When bio-adhesive functions are considered, it is possible to some degree to simplify their mechanisms of adhesion to those dominated by intermolecular secondary forces such as electrostatic and van der Waals, and those dominated by off axis sidechains that obstruct intermolecular shear. A good example of the former can be observed in the nanocrystals of structural biological silks. The stiffness of such nanocrystals is derived primarily from a large concentration of hydrogen bonds that arrange in a quasi-planar manner between β-sheet layers within the nanocrystal. The result is a nanostructure with an exceptionally high stiffness for a polymer.
Sidechains described in the latter case are different, as secondary interactions that arise between side chains and molecules tend to be off-axis, and therefore less likely to have the same cumulative level of quasi-planar resistance described in the first example.

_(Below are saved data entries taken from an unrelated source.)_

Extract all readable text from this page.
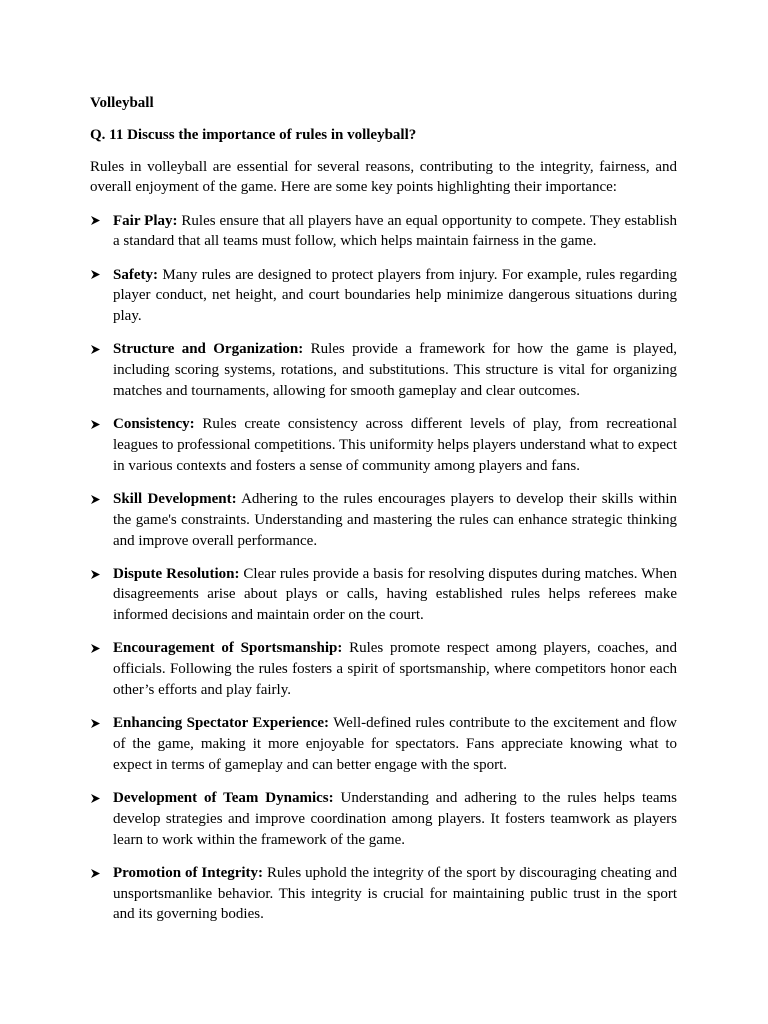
Volleyball

Q. 11 Discuss the importance of rules in volleyball?

Rules in volleyball are essential for several reasons, contributing to the integrity, fairness, and overall enjoyment of the game. Here are some key points highlighting their importance:

Fair Play: Rules ensure that all players have an equal opportunity to compete. They establish a standard that all teams must follow, which helps maintain fairness in the game.
Safety: Many rules are designed to protect players from injury. For example, rules regarding player conduct, net height, and court boundaries help minimize dangerous situations during play.
Structure and Organization: Rules provide a framework for how the game is played, including scoring systems, rotations, and substitutions. This structure is vital for organizing matches and tournaments, allowing for smooth gameplay and clear outcomes.
Consistency: Rules create consistency across different levels of play, from recreational leagues to professional competitions. This uniformity helps players understand what to expect in various contexts and fosters a sense of community among players and fans.
Skill Development: Adhering to the rules encourages players to develop their skills within the game's constraints. Understanding and mastering the rules can enhance strategic thinking and improve overall performance.
Dispute Resolution: Clear rules provide a basis for resolving disputes during matches. When disagreements arise about plays or calls, having established rules helps referees make informed decisions and maintain order on the court.
Encouragement of Sportsmanship: Rules promote respect among players, coaches, and officials. Following the rules fosters a spirit of sportsmanship, where competitors honor each other’s efforts and play fairly.
Enhancing Spectator Experience: Well-defined rules contribute to the excitement and flow of the game, making it more enjoyable for spectators. Fans appreciate knowing what to expect in terms of gameplay and can better engage with the sport.
Development of Team Dynamics: Understanding and adhering to the rules helps teams develop strategies and improve coordination among players. It fosters teamwork as players learn to work within the framework of the game.
Promotion of Integrity: Rules uphold the integrity of the sport by discouraging cheating and unsportsmanlike behavior. This integrity is crucial for maintaining public trust in the sport and its governing bodies.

In the case of molecules such as chitin, this has been shown to be beneficial to intermolecular adhesion, as the acetyl sidechains laterally stabilise the crystalline form of chitin, resulting in both higher stiffness and fracture toughness than in deacetylated chitin, chitosan, which lacks the side chains. Both of the mechanisms of adhesion described in the examples above can significantly improve the mechanical properties of biopolymers. It would stand to reason, therefore, that it is possible to improve the properties of ‘other’ materials by mimicking similar functional designs.
The materials design team at The University of Edinburgh focuses on biological and biomimetic composites design. They employed both of the bio-adhesive mechanisms previously described to improve the adhesion strength between BC nanofibrils. The specific amino acid monomers alanine and glycine were chosen as they are known to enable hydrogen bonding dominated stickiness in materials such as silk.
In the first instance, the amino acids were used as free-moving secondary bond-forming bio-adhesives between BC nanofibrils. During sheet-forming, the amino acid monomers were able to energetically optimise their locations and orientations between the BC nanofibrils, and in doing so, migrate into the most stable electrostatic attachment. The team also grafted the same amino acids to BC surfaces via esterification reaction on TEMPO-oxidised BC nanofibrils. TEMPO is a free radical reagent used to oxidise primary alcohols aldehydes.
The TEMPO-oxidisation reaction uses 2,2,6,6- tetramethylpiperidine-1-oxyl radicals to oxidise the C6 primary hydroxyl on the cellulose chains to form C6 carboxylate groups. This then allows for the grafting of alanine or glycine as sidechains to the surface of the BC nanofibril. Unlike the free-moving amino acids, when amino acids are grafted to BC surfaces in this way, they are constrained at one end, creating a hairy surface at the molecular-level.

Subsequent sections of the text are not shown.